Songkok kadang berfungsi sebagai atribut yang menambah kewibawaan pemakainya.


Banyak pemakai songkok yang mendapat perlakuan istimewa dengan dihormati, disanjung
dan bahkan dimulyakan. Hal in sudah menjadi konvensi komunitas masyarakat tertentu di
daerah tentu. Situasi ini kadang membuat banyak orang terjebak dengan simbol yang
sebetulnya hanya berfungsi sebagai kemasan tanpa memerhatikan isi yang ada di dalamnya.
Untuk bisa memahai isi yang ada di balik songkok dibutuhkan kecerdasan dan kejelian di
dalam menafsirkan berbagai pesan yang ada di balik simbol tersebut.

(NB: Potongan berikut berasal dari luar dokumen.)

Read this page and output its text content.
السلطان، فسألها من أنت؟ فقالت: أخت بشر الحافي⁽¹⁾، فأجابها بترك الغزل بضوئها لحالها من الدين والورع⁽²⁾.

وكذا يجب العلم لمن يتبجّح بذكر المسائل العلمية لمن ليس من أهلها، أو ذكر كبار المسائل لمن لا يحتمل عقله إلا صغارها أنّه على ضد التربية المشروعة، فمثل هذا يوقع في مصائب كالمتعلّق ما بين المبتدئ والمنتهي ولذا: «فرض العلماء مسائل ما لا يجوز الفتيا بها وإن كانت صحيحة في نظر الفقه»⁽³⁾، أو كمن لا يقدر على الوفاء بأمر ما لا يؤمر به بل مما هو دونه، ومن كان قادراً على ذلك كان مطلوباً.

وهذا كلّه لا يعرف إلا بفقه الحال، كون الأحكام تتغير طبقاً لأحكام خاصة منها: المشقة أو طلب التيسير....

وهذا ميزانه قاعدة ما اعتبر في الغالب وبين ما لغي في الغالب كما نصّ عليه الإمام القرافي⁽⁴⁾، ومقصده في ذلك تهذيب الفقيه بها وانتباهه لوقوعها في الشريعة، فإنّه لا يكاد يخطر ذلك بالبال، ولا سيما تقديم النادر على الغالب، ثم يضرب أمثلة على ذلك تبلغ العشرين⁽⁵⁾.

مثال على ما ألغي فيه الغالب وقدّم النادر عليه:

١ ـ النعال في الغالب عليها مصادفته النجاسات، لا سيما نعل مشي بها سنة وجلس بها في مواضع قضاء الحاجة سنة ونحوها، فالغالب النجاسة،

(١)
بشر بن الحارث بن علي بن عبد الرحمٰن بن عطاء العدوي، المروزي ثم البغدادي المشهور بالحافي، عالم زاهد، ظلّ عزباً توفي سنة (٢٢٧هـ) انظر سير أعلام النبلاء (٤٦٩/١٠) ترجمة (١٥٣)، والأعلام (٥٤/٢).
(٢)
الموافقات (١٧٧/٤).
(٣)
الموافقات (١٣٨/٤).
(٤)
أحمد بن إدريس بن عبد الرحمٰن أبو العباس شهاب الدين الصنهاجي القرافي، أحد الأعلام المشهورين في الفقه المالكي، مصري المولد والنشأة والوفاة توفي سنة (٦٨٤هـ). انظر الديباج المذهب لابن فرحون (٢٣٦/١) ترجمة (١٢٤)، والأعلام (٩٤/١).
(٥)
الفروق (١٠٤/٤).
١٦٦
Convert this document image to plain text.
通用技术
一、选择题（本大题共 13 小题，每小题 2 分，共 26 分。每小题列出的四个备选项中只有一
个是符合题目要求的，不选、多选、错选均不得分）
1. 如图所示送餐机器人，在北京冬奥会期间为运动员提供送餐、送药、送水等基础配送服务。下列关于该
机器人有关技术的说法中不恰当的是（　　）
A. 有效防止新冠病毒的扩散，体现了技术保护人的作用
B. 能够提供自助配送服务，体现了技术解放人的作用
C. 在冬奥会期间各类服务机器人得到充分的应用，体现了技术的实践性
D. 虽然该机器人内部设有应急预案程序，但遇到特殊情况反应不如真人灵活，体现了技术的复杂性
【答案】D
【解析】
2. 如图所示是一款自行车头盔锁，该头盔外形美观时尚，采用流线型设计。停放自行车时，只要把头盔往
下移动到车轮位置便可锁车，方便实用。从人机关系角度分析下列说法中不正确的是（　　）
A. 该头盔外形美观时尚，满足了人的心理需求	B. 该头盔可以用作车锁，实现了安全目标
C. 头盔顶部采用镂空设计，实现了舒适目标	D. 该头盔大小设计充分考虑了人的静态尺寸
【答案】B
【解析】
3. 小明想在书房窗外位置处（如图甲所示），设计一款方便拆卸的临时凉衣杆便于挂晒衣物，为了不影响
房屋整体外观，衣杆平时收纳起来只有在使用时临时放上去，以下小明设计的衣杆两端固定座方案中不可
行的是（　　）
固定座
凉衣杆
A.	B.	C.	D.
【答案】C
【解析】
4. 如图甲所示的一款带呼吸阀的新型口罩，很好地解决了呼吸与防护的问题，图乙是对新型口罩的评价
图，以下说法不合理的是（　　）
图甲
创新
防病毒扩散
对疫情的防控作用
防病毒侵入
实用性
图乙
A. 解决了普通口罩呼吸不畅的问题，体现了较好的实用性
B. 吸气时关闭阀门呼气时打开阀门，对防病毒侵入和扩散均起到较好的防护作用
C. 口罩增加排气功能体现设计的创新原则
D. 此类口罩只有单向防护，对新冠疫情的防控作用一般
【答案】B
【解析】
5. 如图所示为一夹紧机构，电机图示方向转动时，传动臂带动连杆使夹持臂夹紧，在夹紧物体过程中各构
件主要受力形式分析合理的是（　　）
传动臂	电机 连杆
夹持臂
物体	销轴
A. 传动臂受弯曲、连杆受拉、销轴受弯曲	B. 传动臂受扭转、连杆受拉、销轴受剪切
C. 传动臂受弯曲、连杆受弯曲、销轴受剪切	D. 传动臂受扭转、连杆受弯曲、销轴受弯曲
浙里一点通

Sedangkan sarung, surban dan jubah merupakan simbol yang memiliki nilai yang
hampir sama dengan songkok di komunitas masyarakat dan daerah tertentu. Walau kadang
surban dan jubah dianggap memiliki nilai lebih di dibanding hanya sejedar songkok dan
sarung. Dengan kata lain, orang yang menggunakan surban dan atau jubah dianggap memiliki
kedudukan, status, dan karismatik yang lebih tinggi dibandingkan hanya sekedar
menggunakan songkok dan sarung. Dengan demikian, ada beberapa jenis pakaian yang
memiliki nilai budaya yang sudah menjadi konvensi komunitas masyarakat tertentu dan tidak
jarang nilai-nilai tersebut dikaitkan dengan nilai-nilai religiusitas seseorang. Berbagai nilai
yang sudah menjadi konvensi tersebut cenderung mengikis daya kritis mereka sebagai
manusia. Daya kritis dan rasionalitas masyarakat sebagai manusia akan terkikis habis seiring
dengan fanatisme terhadap simbol-simbol tertentu yang belum jelas maksud dan tujuan di
balik penggunaannya.
Penggunaan tulisan arab, tasbih, dan berbagai busana dengan kriteria tertentu sering
dihubungkan dengan ritual keagamaan. Berbagai bentuk perbedaan cara dan alat yang
mengiringi ritual atau upacara keagamaan merupakan perwujudan dari perbedaan bentuk
budaya yang berkembang di tengah-tengah masyarakat yang sebetulnya memiliki tujuan
sama untuk meraih kedekatan hakiki dengan zat maha segala-galanya.
Seiring dengan fanatisme masyarakat terhadap simbol-simbol budaya yang dikaitkan
dengan nilai-nilai religiusitas seseorang, mengundang berbagai pihak untuk mengambil
keuntungan atau manfaat sepihak. Berbagai simbol yang digunakan tidak lagi untuk
membantu kelancaran proses komunikasi antar sesama manusia, akan tetapi terselip tujuan
untuk memerdaya masyarakat yang sebetulnya berada di luar kesadaran rasionalitas yang
semestinya. Walau demikian, keberadaan simbol dalam kehidupan bermasyarakat tetap
dibutuhkan untuk mempermudah proses komunikasi satu sama lain.